# Romanian music for intercourse :D



## Lilleulv

This may sound retarded... But I want to rename a spotify playlist he has! (Yes I know, really funny)  it contains Romanian music and I want to rename it to something like "Romanian love making music", perfect for getting laid. Something like that. Can anyone help me with a good transatlation?


----------



## farscape

Ok, strictly speaking we're way out in the left field as far as the forum rules are concerned! I will allow this topic as long as it doesn't get out of hand and you promise to carefully read the rules.
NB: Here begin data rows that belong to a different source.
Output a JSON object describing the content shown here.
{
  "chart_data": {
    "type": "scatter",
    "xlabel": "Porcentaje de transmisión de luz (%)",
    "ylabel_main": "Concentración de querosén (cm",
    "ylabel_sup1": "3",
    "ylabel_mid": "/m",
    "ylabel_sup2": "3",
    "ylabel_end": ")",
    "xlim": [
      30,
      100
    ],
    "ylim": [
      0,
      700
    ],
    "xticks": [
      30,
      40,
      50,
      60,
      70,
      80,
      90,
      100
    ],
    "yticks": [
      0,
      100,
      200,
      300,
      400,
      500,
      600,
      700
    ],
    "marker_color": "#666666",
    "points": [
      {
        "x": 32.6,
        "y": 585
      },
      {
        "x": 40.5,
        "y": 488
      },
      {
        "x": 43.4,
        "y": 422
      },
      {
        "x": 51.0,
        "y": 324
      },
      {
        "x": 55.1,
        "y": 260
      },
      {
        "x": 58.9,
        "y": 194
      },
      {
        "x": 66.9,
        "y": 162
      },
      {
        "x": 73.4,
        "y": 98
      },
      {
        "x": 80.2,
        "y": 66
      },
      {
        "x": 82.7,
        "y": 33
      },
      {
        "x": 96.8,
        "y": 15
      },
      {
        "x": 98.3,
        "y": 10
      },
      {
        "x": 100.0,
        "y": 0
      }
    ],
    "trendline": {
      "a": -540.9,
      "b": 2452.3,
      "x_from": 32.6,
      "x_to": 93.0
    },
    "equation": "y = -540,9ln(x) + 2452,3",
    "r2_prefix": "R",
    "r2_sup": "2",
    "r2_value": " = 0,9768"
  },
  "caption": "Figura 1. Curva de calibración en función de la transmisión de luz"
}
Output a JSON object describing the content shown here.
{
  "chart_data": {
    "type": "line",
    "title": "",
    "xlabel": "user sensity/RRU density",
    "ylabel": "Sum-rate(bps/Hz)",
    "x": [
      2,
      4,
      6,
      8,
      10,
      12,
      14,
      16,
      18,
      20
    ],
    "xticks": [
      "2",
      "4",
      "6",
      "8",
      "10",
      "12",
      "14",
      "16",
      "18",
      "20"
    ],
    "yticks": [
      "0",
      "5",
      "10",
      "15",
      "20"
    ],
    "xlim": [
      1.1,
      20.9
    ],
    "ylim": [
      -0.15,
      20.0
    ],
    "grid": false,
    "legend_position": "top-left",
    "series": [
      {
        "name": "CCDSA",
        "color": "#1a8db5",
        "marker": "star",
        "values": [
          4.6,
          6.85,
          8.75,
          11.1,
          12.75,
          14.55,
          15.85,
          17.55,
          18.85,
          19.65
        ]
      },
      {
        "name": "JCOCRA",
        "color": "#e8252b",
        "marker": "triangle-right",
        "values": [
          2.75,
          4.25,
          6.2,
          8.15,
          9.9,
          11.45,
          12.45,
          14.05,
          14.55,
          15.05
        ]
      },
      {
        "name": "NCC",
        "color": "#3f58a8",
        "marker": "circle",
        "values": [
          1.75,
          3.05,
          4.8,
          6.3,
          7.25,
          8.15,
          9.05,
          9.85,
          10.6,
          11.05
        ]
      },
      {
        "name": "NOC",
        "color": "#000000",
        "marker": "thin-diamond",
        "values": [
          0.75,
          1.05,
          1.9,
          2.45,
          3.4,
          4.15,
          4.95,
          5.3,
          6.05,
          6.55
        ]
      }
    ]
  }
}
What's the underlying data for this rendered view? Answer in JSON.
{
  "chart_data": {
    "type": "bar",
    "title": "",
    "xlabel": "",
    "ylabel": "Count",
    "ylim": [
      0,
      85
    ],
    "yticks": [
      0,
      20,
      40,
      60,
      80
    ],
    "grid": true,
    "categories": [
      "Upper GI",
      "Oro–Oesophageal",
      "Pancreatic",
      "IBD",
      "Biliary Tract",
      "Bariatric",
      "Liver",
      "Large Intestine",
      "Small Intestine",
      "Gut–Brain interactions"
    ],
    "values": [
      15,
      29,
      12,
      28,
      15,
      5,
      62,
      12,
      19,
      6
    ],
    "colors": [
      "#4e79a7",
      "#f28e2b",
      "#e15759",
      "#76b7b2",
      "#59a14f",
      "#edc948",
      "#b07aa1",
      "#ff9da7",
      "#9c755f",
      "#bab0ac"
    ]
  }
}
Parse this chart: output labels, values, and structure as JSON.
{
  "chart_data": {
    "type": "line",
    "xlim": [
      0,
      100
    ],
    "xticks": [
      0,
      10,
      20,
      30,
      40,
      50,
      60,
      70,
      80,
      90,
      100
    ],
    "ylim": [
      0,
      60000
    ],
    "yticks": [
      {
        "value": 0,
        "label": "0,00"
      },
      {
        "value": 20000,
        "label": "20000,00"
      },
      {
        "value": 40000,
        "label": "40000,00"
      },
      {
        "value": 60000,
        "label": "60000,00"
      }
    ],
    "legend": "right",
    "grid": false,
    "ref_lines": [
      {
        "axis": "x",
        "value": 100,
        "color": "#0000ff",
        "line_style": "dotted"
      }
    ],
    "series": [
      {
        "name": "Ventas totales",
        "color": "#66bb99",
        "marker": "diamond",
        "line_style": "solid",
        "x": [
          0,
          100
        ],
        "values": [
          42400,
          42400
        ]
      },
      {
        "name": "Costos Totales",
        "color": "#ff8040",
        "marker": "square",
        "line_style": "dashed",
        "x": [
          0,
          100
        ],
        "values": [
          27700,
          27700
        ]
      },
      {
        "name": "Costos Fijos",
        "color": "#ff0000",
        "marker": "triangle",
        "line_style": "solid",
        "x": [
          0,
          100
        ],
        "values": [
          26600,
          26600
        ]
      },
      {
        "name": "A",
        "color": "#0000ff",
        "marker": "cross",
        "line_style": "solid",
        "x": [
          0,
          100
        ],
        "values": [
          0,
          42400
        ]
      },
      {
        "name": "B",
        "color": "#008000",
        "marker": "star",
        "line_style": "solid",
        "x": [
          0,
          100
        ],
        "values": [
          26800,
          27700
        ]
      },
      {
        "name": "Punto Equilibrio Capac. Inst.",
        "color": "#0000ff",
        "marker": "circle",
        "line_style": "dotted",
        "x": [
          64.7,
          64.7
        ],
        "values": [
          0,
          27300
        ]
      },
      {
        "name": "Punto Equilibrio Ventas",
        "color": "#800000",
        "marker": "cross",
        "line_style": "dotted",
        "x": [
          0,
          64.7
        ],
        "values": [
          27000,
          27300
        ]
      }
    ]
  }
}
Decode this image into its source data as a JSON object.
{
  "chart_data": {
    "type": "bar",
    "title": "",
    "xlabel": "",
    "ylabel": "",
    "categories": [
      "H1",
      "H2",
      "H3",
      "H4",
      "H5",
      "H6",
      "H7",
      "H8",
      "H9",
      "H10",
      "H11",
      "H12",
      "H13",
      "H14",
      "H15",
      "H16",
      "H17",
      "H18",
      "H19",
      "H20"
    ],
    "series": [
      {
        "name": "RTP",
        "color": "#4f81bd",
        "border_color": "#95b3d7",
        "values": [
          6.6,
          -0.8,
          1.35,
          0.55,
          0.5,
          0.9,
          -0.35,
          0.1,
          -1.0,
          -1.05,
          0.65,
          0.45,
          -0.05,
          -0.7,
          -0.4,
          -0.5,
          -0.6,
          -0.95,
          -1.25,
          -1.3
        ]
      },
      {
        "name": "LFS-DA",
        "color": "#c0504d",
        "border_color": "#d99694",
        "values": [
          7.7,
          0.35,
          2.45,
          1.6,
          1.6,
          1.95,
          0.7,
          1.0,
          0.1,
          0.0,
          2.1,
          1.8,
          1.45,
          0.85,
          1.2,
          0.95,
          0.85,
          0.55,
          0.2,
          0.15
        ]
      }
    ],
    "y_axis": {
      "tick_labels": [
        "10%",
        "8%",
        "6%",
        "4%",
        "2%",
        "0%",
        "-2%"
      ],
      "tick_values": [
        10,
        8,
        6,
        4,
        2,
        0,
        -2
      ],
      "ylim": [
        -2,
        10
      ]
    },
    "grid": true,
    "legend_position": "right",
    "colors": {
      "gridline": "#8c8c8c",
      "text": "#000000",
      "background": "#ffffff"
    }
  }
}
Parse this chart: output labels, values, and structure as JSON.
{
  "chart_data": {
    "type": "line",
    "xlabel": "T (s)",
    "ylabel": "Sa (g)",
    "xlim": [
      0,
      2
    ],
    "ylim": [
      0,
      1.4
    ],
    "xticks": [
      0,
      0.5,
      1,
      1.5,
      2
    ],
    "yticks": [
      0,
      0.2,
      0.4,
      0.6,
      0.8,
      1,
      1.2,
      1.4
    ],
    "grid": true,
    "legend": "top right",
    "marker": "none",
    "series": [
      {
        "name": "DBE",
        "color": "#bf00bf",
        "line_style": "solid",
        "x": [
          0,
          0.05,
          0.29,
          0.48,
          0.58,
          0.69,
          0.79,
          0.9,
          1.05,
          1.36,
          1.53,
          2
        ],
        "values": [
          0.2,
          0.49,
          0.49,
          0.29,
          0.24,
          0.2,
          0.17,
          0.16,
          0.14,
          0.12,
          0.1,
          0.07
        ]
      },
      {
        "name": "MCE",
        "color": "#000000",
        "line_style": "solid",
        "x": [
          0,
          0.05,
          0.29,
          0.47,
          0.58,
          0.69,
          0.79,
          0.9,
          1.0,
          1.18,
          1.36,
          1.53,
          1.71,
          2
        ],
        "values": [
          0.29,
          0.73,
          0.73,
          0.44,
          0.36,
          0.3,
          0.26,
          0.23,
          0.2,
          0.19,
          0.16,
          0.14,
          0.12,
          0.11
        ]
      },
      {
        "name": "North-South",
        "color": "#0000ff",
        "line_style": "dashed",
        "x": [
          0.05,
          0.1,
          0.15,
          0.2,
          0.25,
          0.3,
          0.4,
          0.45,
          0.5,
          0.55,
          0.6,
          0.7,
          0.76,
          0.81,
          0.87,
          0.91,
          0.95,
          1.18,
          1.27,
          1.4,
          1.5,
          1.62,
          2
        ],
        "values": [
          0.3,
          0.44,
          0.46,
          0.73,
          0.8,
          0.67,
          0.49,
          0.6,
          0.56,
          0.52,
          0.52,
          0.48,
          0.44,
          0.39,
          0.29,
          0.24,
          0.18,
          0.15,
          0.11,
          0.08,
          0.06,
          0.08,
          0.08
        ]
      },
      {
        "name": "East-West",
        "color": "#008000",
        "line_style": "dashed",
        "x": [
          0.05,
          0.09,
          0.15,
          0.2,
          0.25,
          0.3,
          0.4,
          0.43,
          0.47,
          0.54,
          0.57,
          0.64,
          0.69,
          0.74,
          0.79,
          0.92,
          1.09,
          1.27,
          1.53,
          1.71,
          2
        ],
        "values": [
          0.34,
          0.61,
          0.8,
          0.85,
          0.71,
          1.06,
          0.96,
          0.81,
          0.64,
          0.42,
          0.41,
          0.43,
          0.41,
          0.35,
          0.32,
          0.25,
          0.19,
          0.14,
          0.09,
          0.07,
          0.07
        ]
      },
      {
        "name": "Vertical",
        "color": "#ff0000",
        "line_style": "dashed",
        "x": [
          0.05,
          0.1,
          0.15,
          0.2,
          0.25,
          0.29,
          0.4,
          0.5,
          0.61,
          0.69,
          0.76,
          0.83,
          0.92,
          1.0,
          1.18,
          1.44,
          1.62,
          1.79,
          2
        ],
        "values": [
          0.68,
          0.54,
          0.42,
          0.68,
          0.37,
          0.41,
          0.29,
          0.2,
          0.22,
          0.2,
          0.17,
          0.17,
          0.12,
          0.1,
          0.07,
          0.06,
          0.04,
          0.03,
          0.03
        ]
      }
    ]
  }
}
And I mean it: next time I expect you to know what goes and what doesn't on the forum, know how to properly ask for help and include your own attempt and last but not least... better spelling 

You can use this expression: *muzică de făcut dragoste*, which is exactly _love making music_. I leave it to you to figure out where and how _Romanian_ fits in, 

Later,
farscape
(moderator)


----------



## Lilleulv

I thought so, but took the chance anyway. Tanks for being Nice about it! I tried with dracu 'de muzica. But that became wrong. I am about to take a course with language infusion. Very excited about learning the language!


----------



## farscape

Good luck then, I'm sure it will be a rewarding and soul enriching experience  Make sure you visit us if you have language related questions.

Best,
.


----------